Suspicious newspaper office workers called police, who sent officer Brian Thierbach to respond. The officer immediately became confrontational, according to the dog owner.
“He asked us how long we had been here, and I said, ‘Five seconds.’ He said that was five seconds too long,” Carpenter said.
Carpenter insisted that he and his friend were respectful and accommodated the officer’s requests. Thierbach asked him to get his dog, and watched as Carpenter tethered Arzy’s leash to a fence. He and Laliberte were forced to lie on the ground as they were handcuffed, facing away from Arzy. Then a gunshot rang out.
Carpenter couldn’t see what took place, but Eric Midkiff, circulation manager for the news, had a perfect view. He had pulled into the parking lot after the men were cuffed, and from 20 feet away, could see Thierbach on the back of the truck, petting Arzy.
“The dog was rubbing up against the cop,” Midkiff said. “He would rub the dog’s back and then push him away.

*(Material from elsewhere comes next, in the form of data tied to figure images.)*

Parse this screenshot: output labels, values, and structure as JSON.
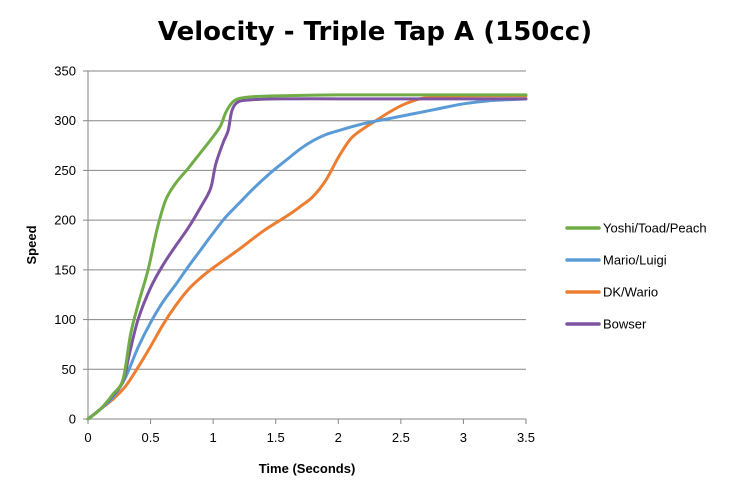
{
  "chart_data": {
    "type": "line",
    "title": "Velocity - Triple Tap A (150cc)",
    "xlabel": "Time (Seconds)",
    "ylabel": "Speed",
    "xlim": [
      0,
      3.5
    ],
    "ylim": [
      0,
      350
    ],
    "x_ticks": [
      "0",
      "0.5",
      "1",
      "1.5",
      "2",
      "2.5",
      "3",
      "3.5"
    ],
    "y_ticks": [
      "0",
      "50",
      "100",
      "150",
      "200",
      "250",
      "300",
      "350"
    ],
    "grid": "horizontal",
    "legend_position": "right",
    "series": [
      {
        "name": "Yoshi/Toad/Peach",
        "color": "#70AD47",
        "points": [
          [
            0,
            0
          ],
          [
            0.1,
            10
          ],
          [
            0.2,
            25
          ],
          [
            0.28,
            40
          ],
          [
            0.34,
            85
          ],
          [
            0.4,
            115
          ],
          [
            0.48,
            150
          ],
          [
            0.55,
            190
          ],
          [
            0.62,
            220
          ],
          [
            0.7,
            237
          ],
          [
            0.8,
            252
          ],
          [
            0.9,
            268
          ],
          [
            1.0,
            284
          ],
          [
            1.06,
            295
          ],
          [
            1.1,
            308
          ],
          [
            1.15,
            318
          ],
          [
            1.2,
            322
          ],
          [
            1.3,
            324
          ],
          [
            1.5,
            325
          ],
          [
            2.0,
            326
          ],
          [
            2.5,
            326
          ],
          [
            3.0,
            326
          ],
          [
            3.5,
            326
          ]
        ]
      },
      {
        "name": "Mario/Luigi",
        "color": "#5B9BD5",
        "points": [
          [
            0,
            0
          ],
          [
            0.1,
            10
          ],
          [
            0.2,
            22
          ],
          [
            0.3,
            42
          ],
          [
            0.4,
            72
          ],
          [
            0.5,
            97
          ],
          [
            0.6,
            118
          ],
          [
            0.7,
            135
          ],
          [
            0.8,
            153
          ],
          [
            0.9,
            170
          ],
          [
            1.0,
            187
          ],
          [
            1.1,
            203
          ],
          [
            1.2,
            216
          ],
          [
            1.3,
            229
          ],
          [
            1.4,
            241
          ],
          [
            1.5,
            252
          ],
          [
            1.6,
            262
          ],
          [
            1.7,
            272
          ],
          [
            1.8,
            280
          ],
          [
            1.9,
            286
          ],
          [
            2.0,
            290
          ],
          [
            2.2,
            297
          ],
          [
            2.4,
            302
          ],
          [
            2.6,
            307
          ],
          [
            2.8,
            312
          ],
          [
            3.0,
            317
          ],
          [
            3.2,
            320
          ],
          [
            3.5,
            322
          ]
        ]
      },
      {
        "name": "DK/Wario",
        "color": "#ED7D31",
        "points": [
          [
            0,
            0
          ],
          [
            0.1,
            10
          ],
          [
            0.2,
            20
          ],
          [
            0.3,
            33
          ],
          [
            0.4,
            52
          ],
          [
            0.5,
            73
          ],
          [
            0.6,
            95
          ],
          [
            0.7,
            114
          ],
          [
            0.8,
            130
          ],
          [
            0.9,
            142
          ],
          [
            1.0,
            152
          ],
          [
            1.2,
            170
          ],
          [
            1.4,
            189
          ],
          [
            1.6,
            205
          ],
          [
            1.7,
            214
          ],
          [
            1.8,
            224
          ],
          [
            1.9,
            240
          ],
          [
            2.0,
            263
          ],
          [
            2.1,
            282
          ],
          [
            2.2,
            292
          ],
          [
            2.3,
            300
          ],
          [
            2.4,
            308
          ],
          [
            2.5,
            315
          ],
          [
            2.6,
            320
          ],
          [
            2.7,
            323
          ],
          [
            3.0,
            325
          ],
          [
            3.5,
            325
          ]
        ]
      },
      {
        "name": "Bowser",
        "color": "#7E53A1",
        "points": [
          [
            0,
            0
          ],
          [
            0.1,
            10
          ],
          [
            0.2,
            24
          ],
          [
            0.28,
            38
          ],
          [
            0.33,
            65
          ],
          [
            0.4,
            100
          ],
          [
            0.5,
            132
          ],
          [
            0.6,
            155
          ],
          [
            0.7,
            174
          ],
          [
            0.8,
            192
          ],
          [
            0.9,
            213
          ],
          [
            0.98,
            232
          ],
          [
            1.02,
            256
          ],
          [
            1.08,
            278
          ],
          [
            1.12,
            290
          ],
          [
            1.15,
            310
          ],
          [
            1.2,
            319
          ],
          [
            1.3,
            321
          ],
          [
            1.5,
            322
          ],
          [
            2.0,
            322
          ],
          [
            2.5,
            322
          ],
          [
            3.0,
            322
          ],
          [
            3.5,
            322
          ]
        ]
      }
    ]
  }
}
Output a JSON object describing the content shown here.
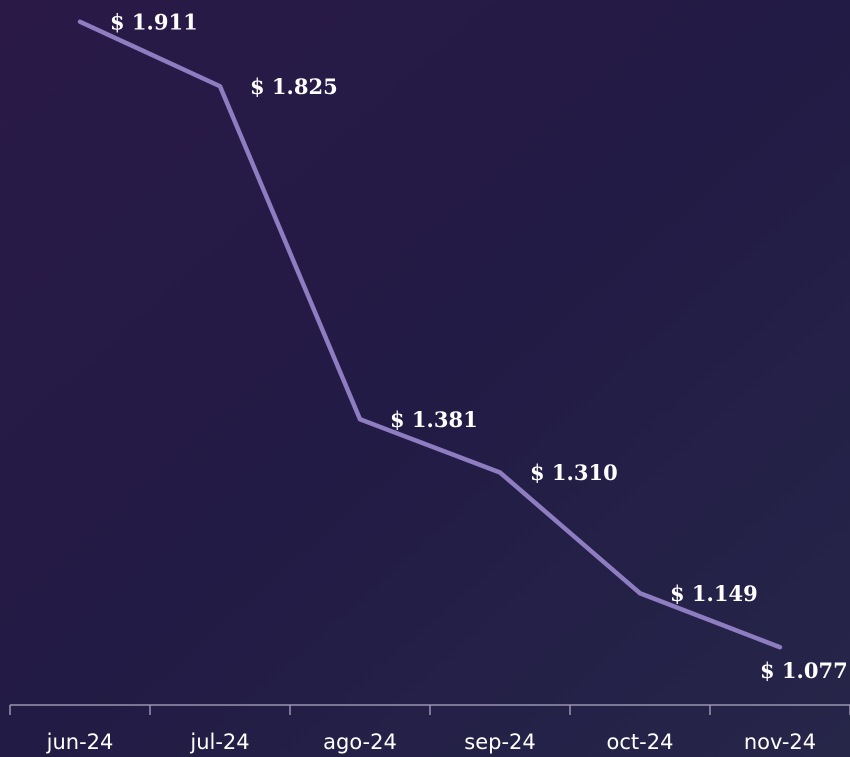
{
  "chart_data": {
    "type": "line",
    "categories": [
      "jun-24",
      "jul-24",
      "ago-24",
      "sep-24",
      "oct-24",
      "nov-24"
    ],
    "values": [
      1911,
      1825,
      1381,
      1310,
      1149,
      1077
    ],
    "value_labels": [
      "$ 1.911",
      "$ 1.825",
      "$ 1.381",
      "$ 1.310",
      "$ 1.149",
      "$ 1.077"
    ],
    "color": "#8f7dc2",
    "ylim": [
      1000,
      1940
    ]
  }
}
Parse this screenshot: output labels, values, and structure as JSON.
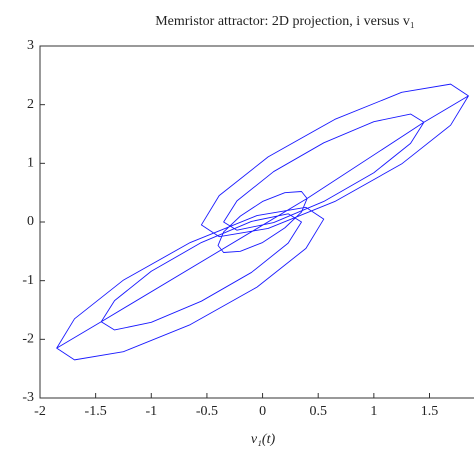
{
  "chart_data": {
    "type": "line",
    "title": "Memristor attractor: 2D projection, i versus v₁",
    "x_label": "v₁(t)",
    "x": [
      1.85,
      1.69,
      1.25,
      0.65,
      0.05,
      -0.39,
      -0.55,
      -0.39,
      0.05,
      0.65,
      1.25,
      1.69,
      1.85,
      1.45,
      1.33,
      1,
      0.55,
      0.1,
      -0.23,
      -0.35,
      -0.23,
      0.1,
      0.55,
      1,
      1.33,
      1.45,
      0.4,
      0.35,
      0.2,
      0,
      -0.2,
      -0.35,
      -0.4,
      -0.35,
      -0.2,
      0,
      0.2,
      0.35,
      0.4,
      -1.45,
      -1.33,
      -1,
      -0.55,
      -0.1,
      0.23,
      0.35,
      0.23,
      -0.1,
      -0.55,
      -1,
      -1.33,
      -1.45,
      -1.85,
      -1.69,
      -1.25,
      -0.65,
      -0.05,
      0.39,
      0.55,
      0.39,
      -0.05,
      -0.65,
      -1.25,
      -1.69,
      -1.85
    ],
    "series": [
      {
        "color": "#1a1aff",
        "values": [
          2.15,
          2.35,
          2.21,
          1.75,
          1.11,
          0.45,
          -0.05,
          -0.25,
          -0.11,
          0.35,
          0.99,
          1.65,
          2.15,
          1.7,
          1.84,
          1.71,
          1.35,
          0.86,
          0.36,
          0,
          -0.14,
          -0.01,
          0.35,
          0.84,
          1.34,
          1.7,
          0.4,
          0.52,
          0.5,
          0.35,
          0.1,
          -0.17,
          -0.4,
          -0.52,
          -0.5,
          -0.35,
          -0.1,
          0.17,
          0.4,
          -1.7,
          -1.84,
          -1.71,
          -1.35,
          -0.86,
          -0.36,
          0,
          0.14,
          0.01,
          -0.35,
          -0.84,
          -1.34,
          -1.7,
          -2.15,
          -2.35,
          -2.21,
          -1.75,
          -1.11,
          -0.45,
          0.05,
          0.25,
          0.11,
          -0.35,
          -0.99,
          -1.65,
          -2.15
        ]
      }
    ],
    "xlim": [
      -2,
      1.9
    ],
    "xticks": [
      -2,
      -1.5,
      -1,
      -0.5,
      0,
      0.5,
      1,
      1.5
    ],
    "ylim": [
      -3,
      3
    ],
    "yticks": [
      -3,
      -2,
      -1,
      0,
      1,
      2,
      3
    ]
  }
}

All of a sudden, he just jumped down and shot the dog in the head.”
“I saw my dog convulse and shiver and take his last breath,” Carpenter said. “I saw the blood start to run down his face. I’m watching my dog die while I’m sitting in cuffs… He (the officer) thought he could shoot my dog and get away with it.”
Carpenter asked Thierbach why he shot his dog, and the officer “smirked” and said that the dog “nipped my toes.”
Midkiff was adamant that no bite happened.
“That dog did not bite that officer,” he avered. “The dog was wagging his tail, his tongue was hanging out.”
Carpenter is devastated. He describes 14-month-old as an “incredible friendly dog,” who had never been aggressive towards anyone.
“He could be backed up by a loud Chihuahua,” Carpenter said. “He was just a big teddy bear that you had to feed.”
The Sulphur PD responded accordingly – a refreshing change.
“I would like to take this opportunity to address the concerns in reference to the incident which occurred during the morning of April 28,” said Sulphur Police Chief Lewis Coats in a formal statement. “I want to assure you that this incident is being taken seriously and is being investigated thoroughly.”
Carpenter wasn’t going to take the trigger-happy officer’s actions lying down. He decided to stay in Sulphur until justice could be served for Arzy, but had no idea how impactful his story was. A fundraiser was started and $5,000 was donated to provide lodging for the man. A facebook page called Justice for Arzy was also created, and offers t-shirts and Arzy-shaped window decals to show support. Carpenter has been overwhelmed by the amount of support he has received.
Thankfully, there is actually some justice in this tragic situation. The investigation determined that Thierbach “violated the Sulphur Police Department’s Departmental Policy and Procedure regarding Use of Force and Personal Conduct and Behavior.” Thierbach resigned before he could face “final disciplinary action.”
“I am a dog lover and I am deeply saddened by this incident,” Chief Coats said in the release issued Thursday afternoon. “I realize there is nothing I can say that would take away the hurt this incident has caused Mr. Brandon Carpenter. The actions of Officer Thierbach did not represent what I expect from the officers of the Sulphur Police Department. Those of us who serve as law enforcement officers do so with the responsibility of serving and protecting the community as professionals. The resignation of Officer Thierbach was accepted so that the officers and community can heal and move forward.”
Hopefully now Carpenter can heal, too. He calls the resignation “a couple steps in the right direction.”
“At this point, it’s all I could have hoped for. I do think he should be brought to full justice,” he said. “Now I’m going through some inner turmoil. Can’t I just forgive and forget? I’ve certainly made some mistakes in my life. But nobody’s above the law. I had to pay for my mistakes. That’s why I learned not to do them again.”
The Calcasieu Parish Sheriff’s Office is now proceeding with a criminal investigation of the shooting.